Chiral Symmetry Breaking in QED induced by an External Magnetic Field

Abstract

We simulate Lattice QED in a constant and homogeneous external magnetic field using the Rational Hybrid Monte-Carlo (RHMC) algorithm developed for Lattice QCD. Our current simulations are directed towards observing chiral symmetry breaking in the limit of zero electron bare mass as predicted by approximate (Schwinger-Dyson) methods. Our earlier simulations were performed on a $36^4$ lattice at the fine structure constant $\alpha=1/137$, close to its physical value, with `safe' electron masses $m=0.1$ and $m=0.2$. At this $\alpha$, the dynamical electron mass produced by the external magnetic field, which is an order parameter for this chiral symmetry breaking, is predicted to be far too small to be measurable.
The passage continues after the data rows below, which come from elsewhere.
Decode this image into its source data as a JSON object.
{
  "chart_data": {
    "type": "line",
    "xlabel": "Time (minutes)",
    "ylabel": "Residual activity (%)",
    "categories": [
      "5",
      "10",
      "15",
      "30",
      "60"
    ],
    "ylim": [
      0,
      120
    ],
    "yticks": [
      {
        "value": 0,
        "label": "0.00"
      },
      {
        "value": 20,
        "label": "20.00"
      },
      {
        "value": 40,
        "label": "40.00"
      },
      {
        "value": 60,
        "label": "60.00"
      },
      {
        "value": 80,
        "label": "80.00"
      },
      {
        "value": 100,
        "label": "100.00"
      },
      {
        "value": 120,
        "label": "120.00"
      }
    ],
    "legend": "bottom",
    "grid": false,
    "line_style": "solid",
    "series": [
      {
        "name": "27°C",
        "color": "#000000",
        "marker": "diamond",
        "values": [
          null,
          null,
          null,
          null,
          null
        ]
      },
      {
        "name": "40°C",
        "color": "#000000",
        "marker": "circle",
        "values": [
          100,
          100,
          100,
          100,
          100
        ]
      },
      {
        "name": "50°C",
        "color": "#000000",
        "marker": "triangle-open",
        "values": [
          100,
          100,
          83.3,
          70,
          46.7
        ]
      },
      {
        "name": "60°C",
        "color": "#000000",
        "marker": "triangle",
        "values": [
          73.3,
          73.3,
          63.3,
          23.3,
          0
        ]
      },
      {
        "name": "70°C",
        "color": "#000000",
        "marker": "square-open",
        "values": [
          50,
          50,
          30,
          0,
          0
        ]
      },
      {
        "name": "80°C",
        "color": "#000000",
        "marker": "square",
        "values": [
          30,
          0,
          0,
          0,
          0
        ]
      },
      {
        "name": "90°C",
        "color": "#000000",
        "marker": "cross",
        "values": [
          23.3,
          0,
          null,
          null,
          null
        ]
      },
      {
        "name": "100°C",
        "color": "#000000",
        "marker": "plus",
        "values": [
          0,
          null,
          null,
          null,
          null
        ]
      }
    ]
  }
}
Hence we are now simulating at the larger $\alpha=1/5$, where the predicted dynamical electron mass at strong external magnetic fields accessable on the lattice is large enough to be measurable. However this requires electron masses down to $m=0.001$. Such a small $m$ requires lattices larger than $36^4$, but at magnetic fields large enough to produce measurable dynamical electron masses, $36$ is an adequate spatial extent for the lattice in the plane orthogonal to the magnetic field because the electrons preferentially occupy the lowest Landau level. We are therefore performing finite size analyses using $36^2 \times N_\parallel^2$ lattices with $N_\parallel \geq 36$. We measure the chiral condensate $\langle\bar{\psi}\psi\rangle$ as our order parameter for chiral symmetry breaking, since it should remain finite as $m \rightarrow 0$ if chiral symmetry is broken by the magnetic field, but vanish otherwise. Our preliminary results strongly suggest that chiral symmetry {\it is} broken by the external magnetic field. In all our simulations, as well as measuring other observables during these simulations, we are storing configurations at regular intervals for further analysis. One such measurement planned for these stored configurations is the determination of the effects that an external magnetic field has on the coulomb field of a charged particle placed in this magnetic field.